Human Rights Watch Monday said it has found that Nigerian girls abducted by the Islamist militant group, Boko Haram, were being forced to convert, marry their captors and endure physical and psychological labour.
Releasing a reported account of the disturbing condition of the abducted girls in the captivity of the Islamist extremist group, the global rights group said Boko Haram has abducted more than 500 women and girls since 2009.
It has intensified abductions since May 2013, when Nigeria imposed a state of emergency in areas where Boko Haram is most active.
The 63-page report, the Human Rights Watch said, is based on interviews with more than 46 witnesses and victims of Boko Haram abductions in Borno, Yobe, and Adamawa states.
The interviewee included girls who escaped the April 2014 abduction of 276 girls from Chibok secondary school.
The report alleged that the Nigerian government has failed to adequately protect women and girls from a “myriad of abuses”.
The government has also failed in providing them with effective support and mental health and medical care after captivity, ensure access to safe schools, or investigate and prosecute those responsible for the abuses.
The kidnapping of the Chibok girls sparked a Twitter hashtag, “BringBackOurGirls,” and a global campaign to pressure Nigeria’s government to do more to get the girls released.
“The Chibok tragedy and Bring Back Our Girls campaign focused much-needed global attention to the horrific vulnerability of girls in northeastern Nigeria,” said Daniel Bekele, Africa director at Human Rights Watch.
“Now the Nigerian government and its allies need to step up their efforts to put an end to these brutal abductions and provide for the medical, psychological, and social needs of the women and girls who have managed to escape.”

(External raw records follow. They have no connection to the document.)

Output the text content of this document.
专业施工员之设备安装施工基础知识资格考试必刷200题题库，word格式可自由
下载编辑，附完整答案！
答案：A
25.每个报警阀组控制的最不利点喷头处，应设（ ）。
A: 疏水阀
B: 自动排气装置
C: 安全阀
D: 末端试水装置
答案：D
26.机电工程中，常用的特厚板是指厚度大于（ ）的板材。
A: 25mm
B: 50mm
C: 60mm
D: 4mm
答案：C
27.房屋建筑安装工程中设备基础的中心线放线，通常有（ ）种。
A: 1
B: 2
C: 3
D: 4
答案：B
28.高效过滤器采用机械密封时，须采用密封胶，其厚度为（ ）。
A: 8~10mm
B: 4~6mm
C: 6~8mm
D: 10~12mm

The report narrates the ordeal of a 19-year-old secondary school student in Konduga, Borno State, who was abducted along with five other female students traveling home from school in January.

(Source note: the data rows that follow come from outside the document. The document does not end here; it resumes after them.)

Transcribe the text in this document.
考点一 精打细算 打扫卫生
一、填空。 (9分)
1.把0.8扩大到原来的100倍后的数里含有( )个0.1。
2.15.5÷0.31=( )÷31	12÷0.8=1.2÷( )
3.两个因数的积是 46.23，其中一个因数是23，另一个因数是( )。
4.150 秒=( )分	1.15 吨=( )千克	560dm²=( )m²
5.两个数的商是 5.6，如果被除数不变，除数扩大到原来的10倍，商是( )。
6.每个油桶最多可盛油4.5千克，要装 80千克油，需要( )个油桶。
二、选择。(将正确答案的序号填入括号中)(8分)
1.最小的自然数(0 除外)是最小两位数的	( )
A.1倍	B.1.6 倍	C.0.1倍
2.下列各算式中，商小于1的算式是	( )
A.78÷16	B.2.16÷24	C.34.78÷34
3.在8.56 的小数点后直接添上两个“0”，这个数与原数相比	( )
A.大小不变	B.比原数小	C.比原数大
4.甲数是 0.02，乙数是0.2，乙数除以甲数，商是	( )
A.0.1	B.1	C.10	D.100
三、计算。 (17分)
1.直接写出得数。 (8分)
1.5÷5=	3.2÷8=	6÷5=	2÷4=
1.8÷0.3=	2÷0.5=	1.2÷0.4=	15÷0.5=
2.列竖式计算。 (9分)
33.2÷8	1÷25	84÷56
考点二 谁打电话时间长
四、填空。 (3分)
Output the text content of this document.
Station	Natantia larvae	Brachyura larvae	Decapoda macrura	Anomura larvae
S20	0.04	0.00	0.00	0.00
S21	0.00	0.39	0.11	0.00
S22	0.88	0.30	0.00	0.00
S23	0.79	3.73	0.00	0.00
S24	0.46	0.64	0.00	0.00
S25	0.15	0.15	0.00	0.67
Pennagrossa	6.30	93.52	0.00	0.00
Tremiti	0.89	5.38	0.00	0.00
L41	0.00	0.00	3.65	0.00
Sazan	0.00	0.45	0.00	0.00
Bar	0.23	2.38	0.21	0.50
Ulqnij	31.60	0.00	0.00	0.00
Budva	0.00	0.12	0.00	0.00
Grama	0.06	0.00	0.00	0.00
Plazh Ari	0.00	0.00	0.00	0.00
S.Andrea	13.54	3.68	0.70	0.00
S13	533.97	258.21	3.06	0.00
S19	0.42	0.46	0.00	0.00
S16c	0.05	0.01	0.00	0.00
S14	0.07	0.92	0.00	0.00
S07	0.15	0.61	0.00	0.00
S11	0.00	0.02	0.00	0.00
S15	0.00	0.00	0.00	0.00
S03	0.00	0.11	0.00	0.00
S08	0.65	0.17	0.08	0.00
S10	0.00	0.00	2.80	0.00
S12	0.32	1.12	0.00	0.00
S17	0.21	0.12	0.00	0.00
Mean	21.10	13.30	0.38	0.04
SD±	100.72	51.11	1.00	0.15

The school girl said that they were held in the insurgents’ camp deep within the 518-square-kilometer Sambisa forest for two days.
They were released after they pretended to be Muslims and pledged never to return to school.

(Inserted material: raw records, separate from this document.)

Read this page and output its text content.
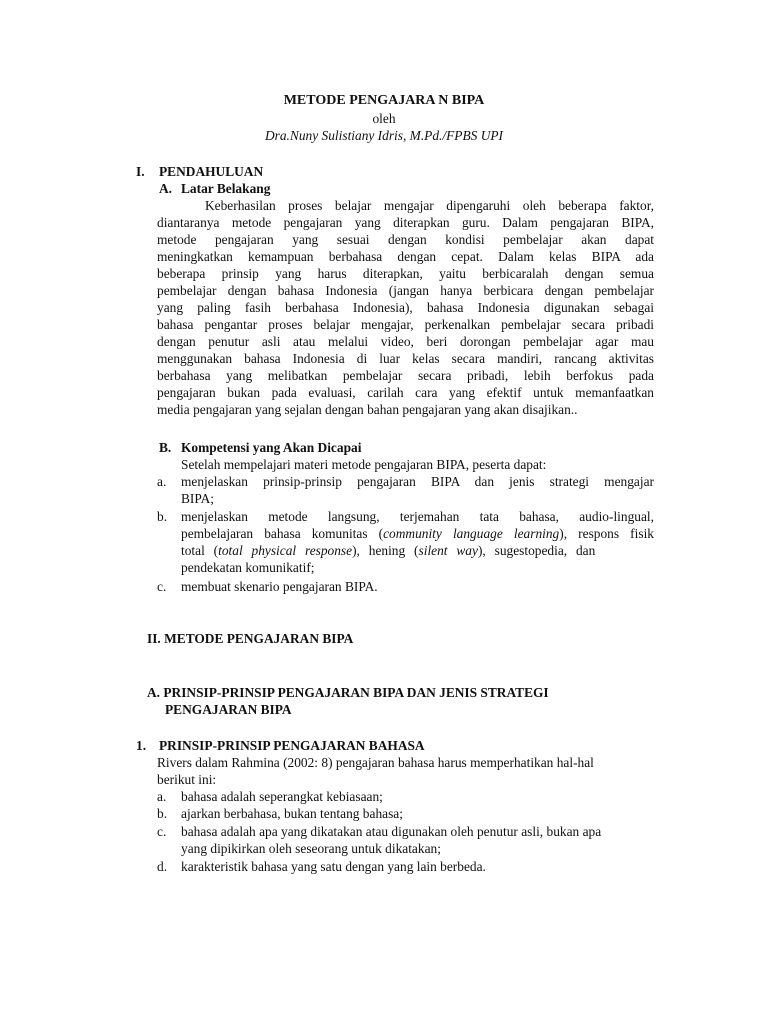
METODE PENGAJARA N BIPA
oleh
Dra.Nuny Sulistiany Idris, M.Pd./FPBS UPI
I. PENDAHULUAN
A. Latar Belakang
Keberhasilan proses belajar mengajar dipengaruhi oleh beberapa faktor,
diantaranya metode pengajaran yang diterapkan guru. Dalam pengajaran BIPA,
metode pengajaran yang sesuai dengan kondisi pembelajar akan dapat
meningkatkan kemampuan berbahasa dengan cepat. Dalam kelas BIPA ada
beberapa prinsip yang harus diterapkan, yaitu berbicaralah dengan semua
pembelajar dengan bahasa Indonesia (jangan hanya berbicara dengan pembelajar
yang paling fasih berbahasa Indonesia), bahasa Indonesia digunakan sebagai
bahasa pengantar proses belajar mengajar, perkenalkan pembelajar secara pribadi
dengan penutur asli atau melalui video, beri dorongan pembelajar agar mau
menggunakan bahasa Indonesia di luar kelas secara mandiri, rancang aktivitas
berbahasa yang melibatkan pembelajar secara pribadi, lebih berfokus pada
pengajaran bukan pada evaluasi, carilah cara yang efektif untuk memanfaatkan
media pengajaran yang sejalan dengan bahan pengajaran yang akan disajikan..
B. Kompetensi yang Akan Dicapai
Setelah mempelajari materi metode pengajaran BIPA, peserta dapat:
a. menjelaskan prinsip-prinsip pengajaran BIPA dan jenis strategi mengajar
BIPA;
b. menjelaskan metode langsung, terjemahan tata bahasa, audio-lingual,
pembelajaran bahasa komunitas (community language learning), respons fisik
total (total physical response), hening (silent way), sugestopedia, dan
pendekatan komunikatif;
c. membuat skenario pengajaran BIPA.
II. METODE PENGAJARAN BIPA
A. PRINSIP-PRINSIP PENGAJARAN BIPA DAN JENIS STRATEGI
PENGAJARAN BIPA
1. PRINSIP-PRINSIP PENGAJARAN BAHASA
Rivers dalam Rahmina (2002: 8) pengajaran bahasa harus memperhatikan hal-hal
berikut ini:
a. bahasa adalah seperangkat kebiasaan;
b. ajarkan berbahasa, bukan tentang bahasa;
c. bahasa adalah apa yang dikatakan atau digunakan oleh penutur asli, bukan apa
yang dipikirkan oleh seseorang untuk dikatakan;
d. karakteristik bahasa yang satu dengan yang lain berbeda.
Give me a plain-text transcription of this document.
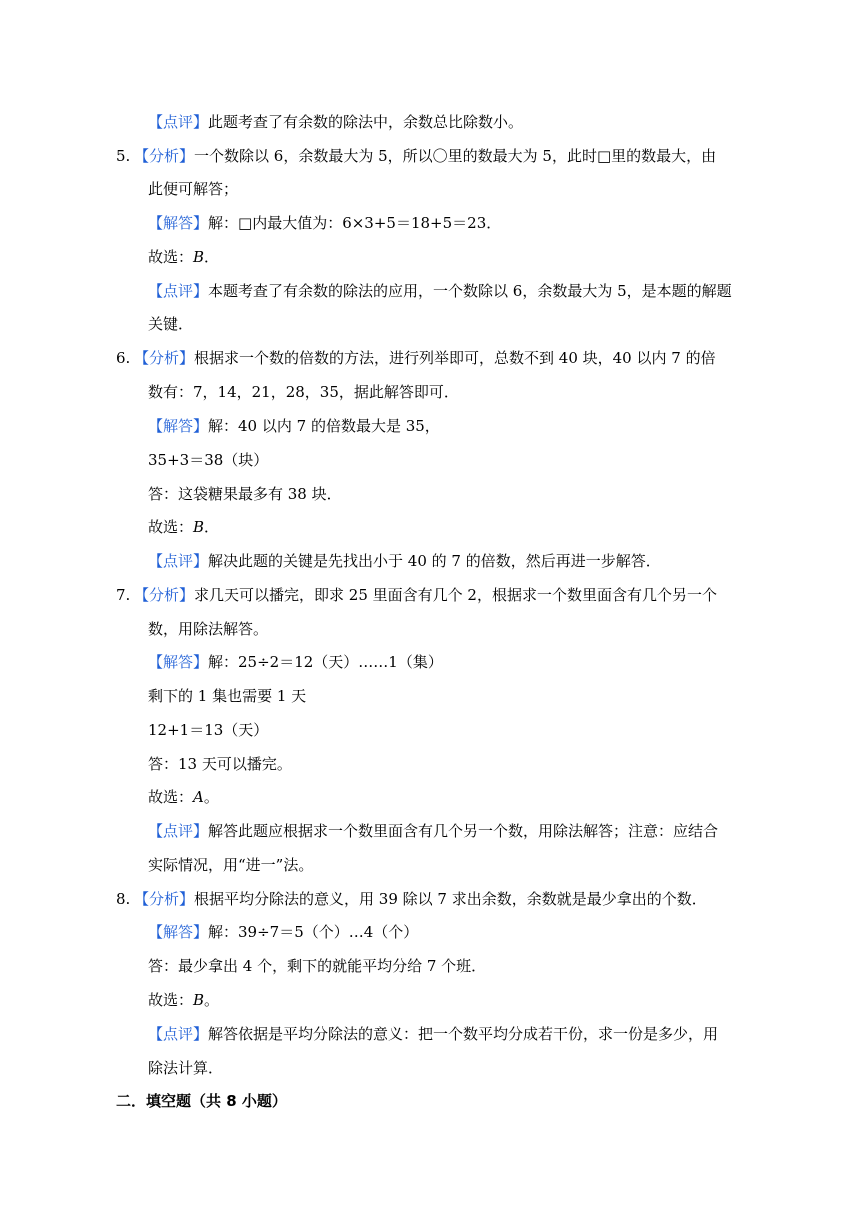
【点评】此题考查了有余数的除法中，余数总比除数小。
5. 【分析】一个数除以 6，余数最大为 5，所以〇里的数最大为 5，此时□里的数最大，由
此便可解答；
【解答】解：□内最大值为：6×3+5＝18+5＝23．
故选：B．
【点评】本题考查了有余数的除法的应用，一个数除以 6，余数最大为 5，是本题的解题
关键．
6. 【分析】根据求一个数的倍数的方法，进行列举即可，总数不到 40 块，40 以内 7 的倍
数有：7，14，21，28，35，据此解答即可．
【解答】解：40 以内 7 的倍数最大是 35，
35+3＝38（块）
答：这袋糖果最多有 38 块．
故选：B．
【点评】解决此题的关键是先找出小于 40 的 7 的倍数，然后再进一步解答．
7. 【分析】求几天可以播完，即求 25 里面含有几个 2，根据求一个数里面含有几个另一个
数，用除法解答。
【解答】解：25÷2＝12（天）……1（集）
剩下的 1 集也需要 1 天
12+1＝13（天）
答：13 天可以播完。
故选：A。
【点评】解答此题应根据求一个数里面含有几个另一个数，用除法解答；注意：应结合
实际情况，用“进一”法。
8. 【分析】根据平均分除法的意义，用 39 除以 7 求出余数，余数就是最少拿出的个数．
【解答】解：39÷7＝5（个）…4（个）
答：最少拿出 4 个，剩下的就能平均分给 7 个班．
故选：B。
【点评】解答依据是平均分除法的意义：把一个数平均分成若干份，求一份是多少，用
除法计算．
二．填空题（共 8 小题）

The report said another 19-year-old woman was abducted in 2013. She told the rights group that she and other abducted girls were held in several hill camps for three months. She became a military porter and slave, forced to carry ammunition and to cook for 14 gunmen.
At one point of time, she was forced to lure five young men from a vigilante group opposed to Boko Haram, most of them teenagers, into a trap.
The prisoners were taken back to the Boko Haram camp. The insurgents tied up the young men and slit their throats, yelling, “Allahu akbar!” meaning “God is great.”
“Then I was handed a knife to kill the last man. I was shaking with horror and couldn’t do it. The camp leader’s wife took the knife and killed him,” the 19-year-old said, according to the report.
A 15-year-old girl said she and others were forced to convert to Islam after “unbearable” pressure.
“On that day, the leader handed us green hijabs, gave us new Muslim names and instructed the other women in the camp to daily teach us Arabic words. A week later, he performed a ceremony, reading out words in Arabic language and then announced that we were now wed,” she said. Once forcibly married, the report says, the girls were raped daily.
The rights group urged the Nigerian authorities to “urgently provide adequate measures to protect vulnerable communities, including ensuring children safe schools and the right to education, and ensuring victims of abduction and other violence access to medical and mental health services”.
“Abuses by Boko Haram and inadequate responses by the government are leaving many people in northern Nigeria beset by fear and anguish,” Bekele said.
“The government and its allies need to step up their protection, support services, and prosecutions of abuses on both sides to stop this cycle of terror.”